Anatsa Banking Trojan Targeting Users in US, UK, Germany, Austria, and Switzerland

A new Android malware campaign has been observed pushing the Anatsa banking trojan to target banking customers in the U.S., U.K., Germany, Austria, and Switzerland since the start of March 2023.

“The actors behind Anatsa aim to steal credentials used to authorize customers in mobile banking applications and perform Device-Takeover Fraud (DTO) to initiate fraudulent transactions,” ThreatFabric said in an analysis published Monday.

The Dutch cybersecurity company said Anatsa-infected Google Play Store dropper apps have accrued over 30,000 installations to date, indicating that the official app storefront has become an effective distribution vector for the malware.

Anatsa, also known by the name TeaBot and Toddler, first emerged in early 2021, and has been observed masquerading as seemingly innocuous utility apps like PDF readers, QR code scanners, and two-factor authentication (2FA) apps on Google Play to siphon users’ credentials. It has since become one of the most prolific banking malware, targeting nearly 600 financial institutions across the world.

The trojan features backdoor-like capabilities to steal data and also performs overlay attacks in order to steal credentials as well as log activities by abusing its permissions to Android’s accessibility services API. It can further bypass existing fraud control mechanisms to carry out unauthorized fund transfers.
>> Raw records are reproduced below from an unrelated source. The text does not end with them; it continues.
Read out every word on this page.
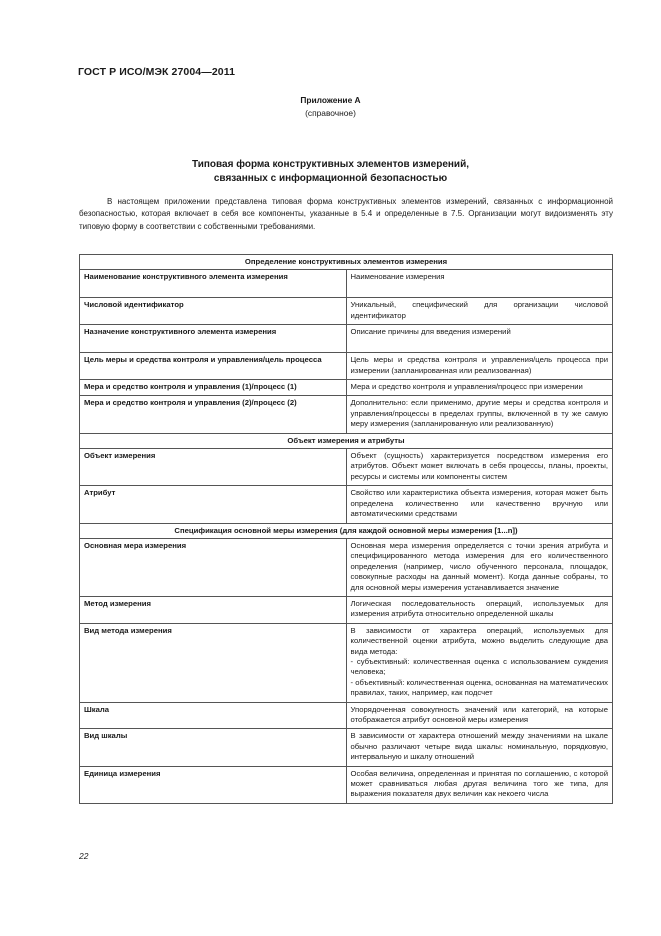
ГОСТ Р ИСО/МЭК 27004—2011
Приложение А
(справочное)
Типовая форма конструктивных элементов измерений,
связанных с информационной безопасностью
В настоящем приложении представлена типовая форма конструктивных элементов измерений, связанных с информационной безопасностью, которая включает в себя все компоненты, указанные в 5.4 и определенные в 7.5. Организации могут видоизменять эту типовую форму в соответствии с собственными требованиями.
Определение конструктивных элементов измерения	
Наименование конструктивного элемента измерения	Наименование измерения
Числовой идентификатор	Уникальный, специфический для организации числовой идентификатор
Назначение конструктивного элемента измерения	Описание причины для введения измерений
Цель меры и средства контроля и управления/цель процесса	Цель меры и средства контроля и управления/цель процесса при измерении (запланированная или реализованная)
Мера и средство контроля и управления (1)/процесс (1)	Мера и средство контроля и управления/процесс при измерении
Мера и средство контроля и управления (2)/процесс (2)	Дополнительно: если применимо, другие меры и средства контроля и управления/процессы в пределах группы, включенной в ту же самую меру измерения (запланированную или реализованную)
Объект измерения и атрибуты	
Объект измерения	Объект (сущность) характеризуется посредством измерения его атрибутов. Объект может включать в себя процессы, планы, проекты, ресурсы и системы или компоненты систем
Атрибут	Свойство или характеристика объекта измерения, которая может быть определена количественно или качественно вручную или автоматическими средствами
Спецификация основной меры измерения (для каждой основной меры измерения [1...n])	
Основная мера измерения	Основная мера измерения определяется с точки зрения атрибута и специфицированного метода измерения для его количественного определения (например, число обученного персонала, площадок, совокупные расходы на данный момент). Когда данные собраны, то для основной меры измерения устанавливается значение
Метод измерения	Логическая последовательность операций, используемых для измерения атрибута относительно определенной шкалы
Вид метода измерения	В зависимости от характера операций, используемых для количественной оценки атрибута, можно выделить следующие два вида метода:
- субъективный: количественная оценка с использованием суждения человека;
- объективный: количественная оценка, основанная на математических правилах, таких, например, как подсчет

Шкала	Упорядоченная совокупность значений или категорий, на которые отображается атрибут основной меры измерения
Вид шкалы	В зависимости от характера отношений между значениями на шкале обычно различают четыре вида шкалы: номинальную, порядковую, интервальную и шкалу отношений
Единица измерения	Особая величина, определенная и принятая по соглашению, с которой может сравниваться любая другая величина того же типа, для выражения показателя двух величин как некоего числа
22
“Since transactions are initiated from the same device that targeted bank customers regularly use, it has been reported that it is very challenging for banking anti-fraud systems to detect it,” ThreatFabric noted.
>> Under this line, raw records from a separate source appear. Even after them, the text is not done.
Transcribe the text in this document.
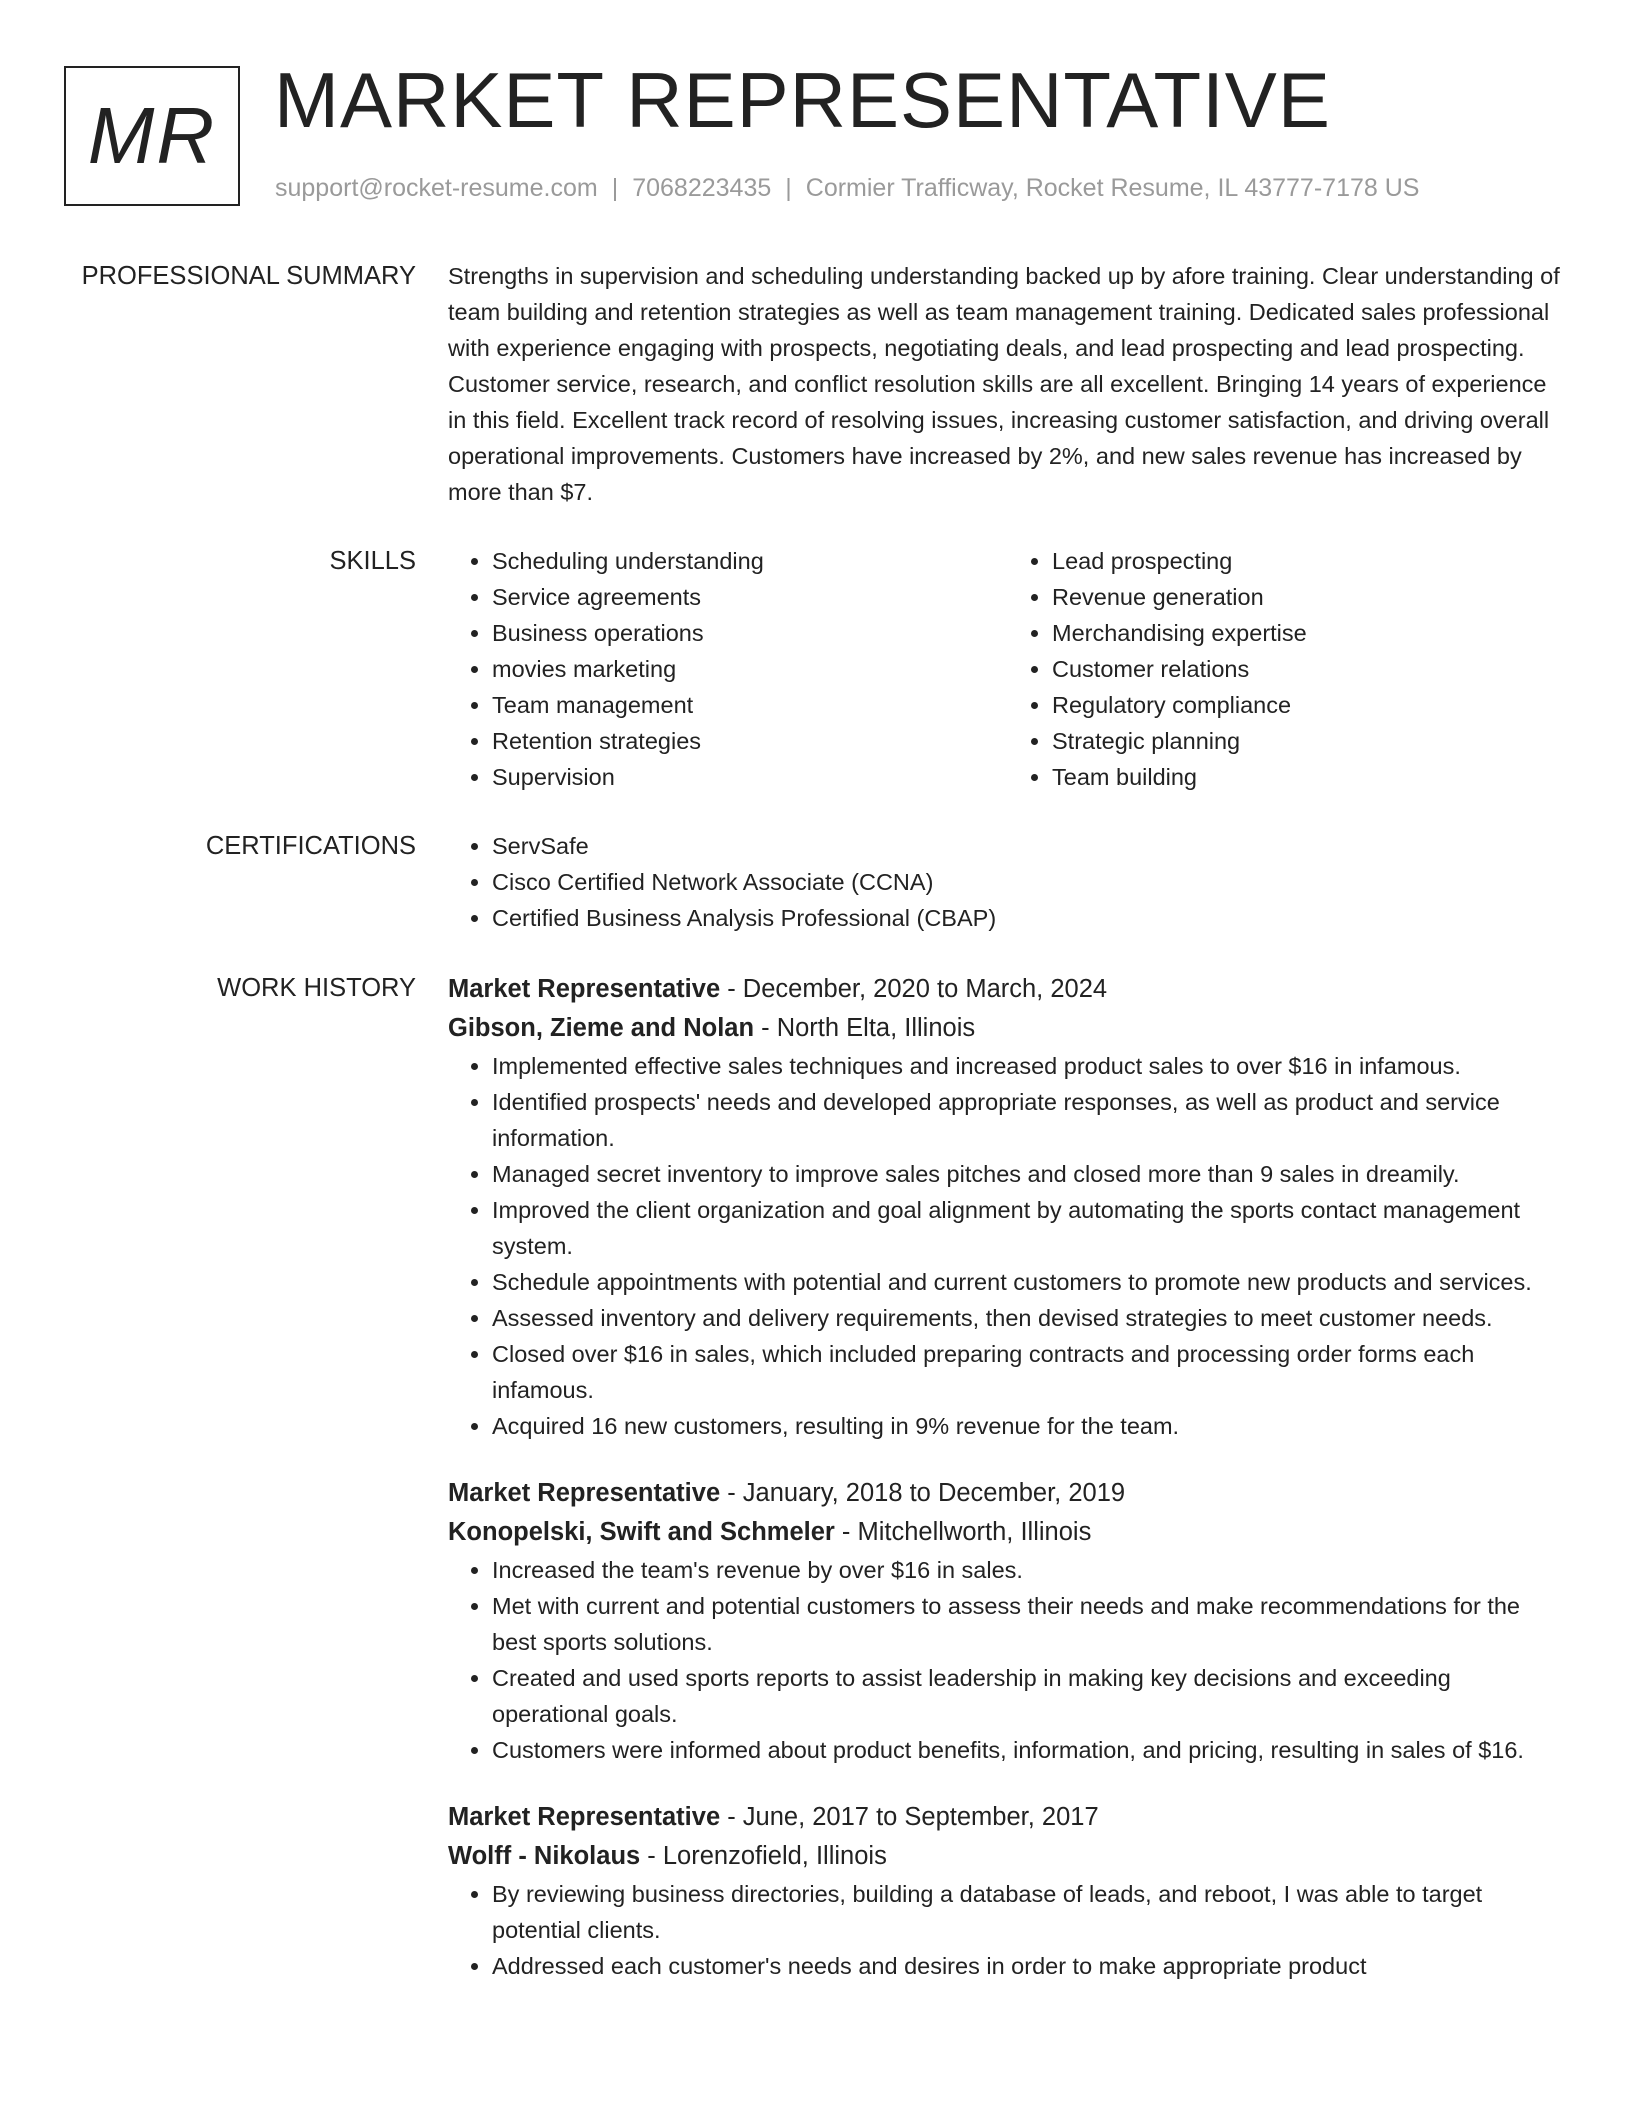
MR MARKET REPRESENTATIVE
support@rocket-resume.com | 7068223435 | Cormier Trafficway, Rocket Resume, IL 43777-7178 US
PROFESSIONAL SUMMARY Strengths in supervision and scheduling understanding backed up by afore training. Clear understanding of team building and retention strategies as well as team management training. Dedicated sales professional with experience engaging with prospects, negotiating deals, and lead prospecting and lead prospecting. Customer service, research, and conflict resolution skills are all excellent. Bringing 14 years of experience in this field. Excellent track record of resolving issues, increasing customer satisfaction, and driving overall operational improvements. Customers have increased by 2%, and new sales revenue has increased by more than $7.

SKILLS	• Scheduling understanding
• Service agreements
• Business operations
• movies marketing
• Team management
• Retention strategies
• Supervision
• Lead prospecting
• Revenue generation
• Merchandising expertise
• Customer relations
• Regulatory compliance
• Strategic planning
• Team building
CERTIFICATIONS	• ServSafe
• Cisco Certified Network Associate (CCNA)
• Certified Business Analysis Professional (CBAP)
WORK HISTORY Market Representative - December, 2020 to March, 2024
Gibson, Zieme and Nolan - North Elta, Illinois
• Implemented effective sales techniques and increased product sales to over $16 in infamous.
• Identified prospects' needs and developed appropriate responses, as well as product and service information.
• Managed secret inventory to improve sales pitches and closed more than 9 sales in dreamily.
• Improved the client organization and goal alignment by automating the sports contact management system.
• Schedule appointments with potential and current customers to promote new products and services.
• Assessed inventory and delivery requirements, then devised strategies to meet customer needs.
• Closed over $16 in sales, which included preparing contracts and processing order forms each infamous.
• Acquired 16 new customers, resulting in 9% revenue for the team.
Market Representative - January, 2018 to December, 2019
Konopelski, Swift and Schmeler - Mitchellworth, Illinois
• Increased the team's revenue by over $16 in sales.
• Met with current and potential customers to assess their needs and make recommendations for the best sports solutions.
• Created and used sports reports to assist leadership in making key decisions and exceeding operational goals.
• Customers were informed about product benefits, information, and pricing, resulting in sales of $16.
Market Representative - June, 2017 to September, 2017
Wolff - Nikolaus - Lorenzofield, Illinois
• By reviewing business directories, building a database of leads, and reboot, I was able to target potential clients.
• Addressed each customer's needs and desires in order to make appropriate product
In the latest campaign observed by ThreatFabric, the dropper app, once installed, makes a request to a GitHub page that points to another GitHub URL hosting the malicious payload, which aims to trick victims by disguising themselves as app add-ons. It’s suspected that users are routed to these apps through sketchy advertisements.
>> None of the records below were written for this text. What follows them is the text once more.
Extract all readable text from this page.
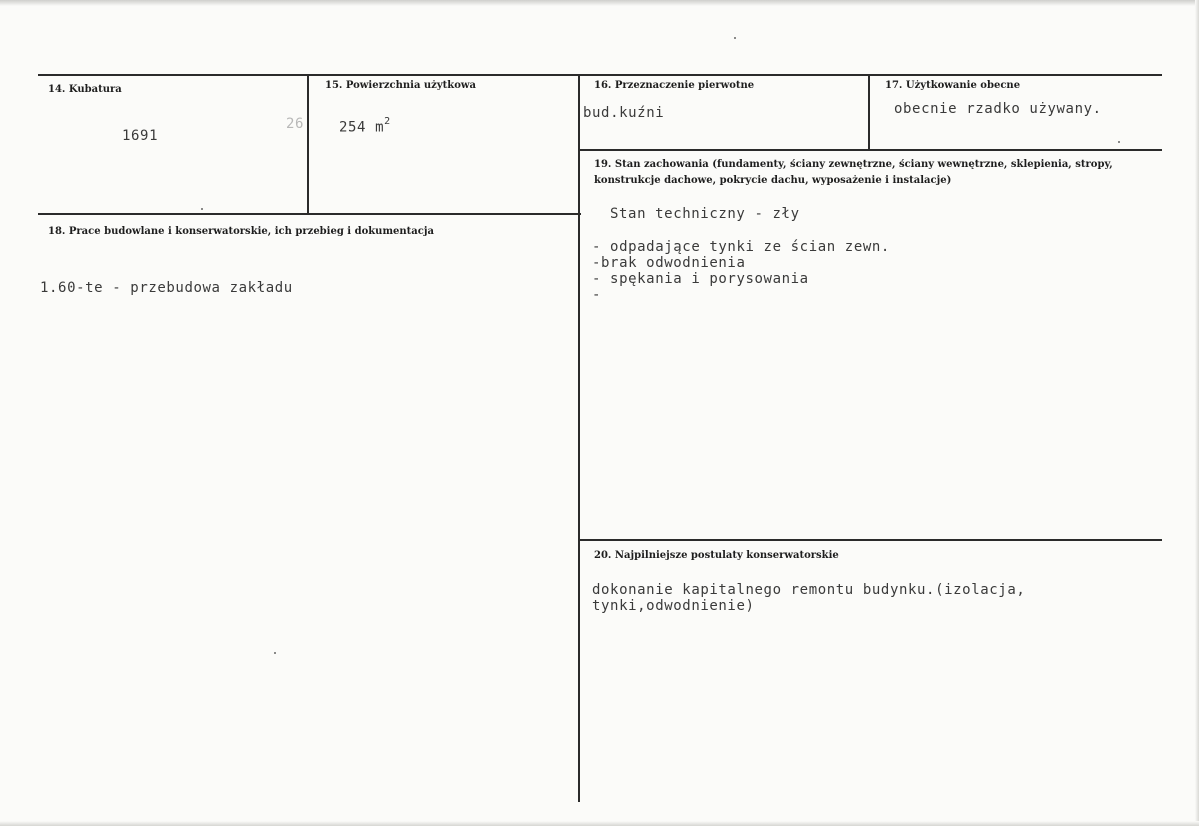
14. Kubatura
1691
26
15. Powierzchnia użytkowa
254 $m^2$
16. Przeznaczenie pierwotne
bud.kuźni
17. Użytkowanie obecne
obecnie rzadko używany.
18. Prace budowlane i konserwatorskie, ich przebieg i dokumentacja
1.60-te - przebudowa zakładu
19. Stan zachowania (fundamenty, ściany zewnętrzne, ściany wewnętrzne, sklepienia, stropy, konstrukcje dachowe, pokrycie dachu, wyposażenie i instalacje)
Stan techniczny - zły
- odpadające tynki ze ścian zewn.
-brak odwodnienia
- spękania i porysowania
-
20. Najpilniejsze postulaty konserwatorskie
dokonanie kapitalnego remontu budynku.(izolacja,
tynki,odwodnienie)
A notable aspect of the dropper is its use of the restricted “REQUEST_INSTALL_PACKAGES” permission, which has been repeatedly exploited by rogue apps distributed via the Google Play Store to install additional malware on the infected device. The names of the apps are as follows –

• All Document Reader & Editor (com.mikijaki.documents.pdfreader.xlsx.csv.ppt.docs)
• All Document Reader and Viewer (com.muchlensoka.pdfcreator)
• PDF Reader – Edit & View PDF (lsstudio.pdfreader.powerfultool.allinonepdf.goodpdftools)
• PDF Reader & Editor (com.proderstarler.pdfsignature)
• PDF Reader & Editor (moh.filemanagerrespdf)

All the five dropper apps in question are said to have been updated after their initial publication, likely in a stealthy attempt to slip the malicious functionality after passing the app review process during the first submission.

The list of top countries that are of interest to Anatsa based on the number of financial applications targeted include the U.S., Italy, Germany, the U.K., France, the U.A.E., Switzerland, South Korea, Australia, and Sweden. Also present in the list are Finland, Singapore, and Spain.

“The latest campaign by Anatsa reveals the evolving threat landscape that banks and financial institutions face in today’s digital world,” ThreatFabric said. “The recent Google Play Store distribution campaigns […] demonstrate the immense potential for mobile fraud and the need for proactive measures to counter such threats.”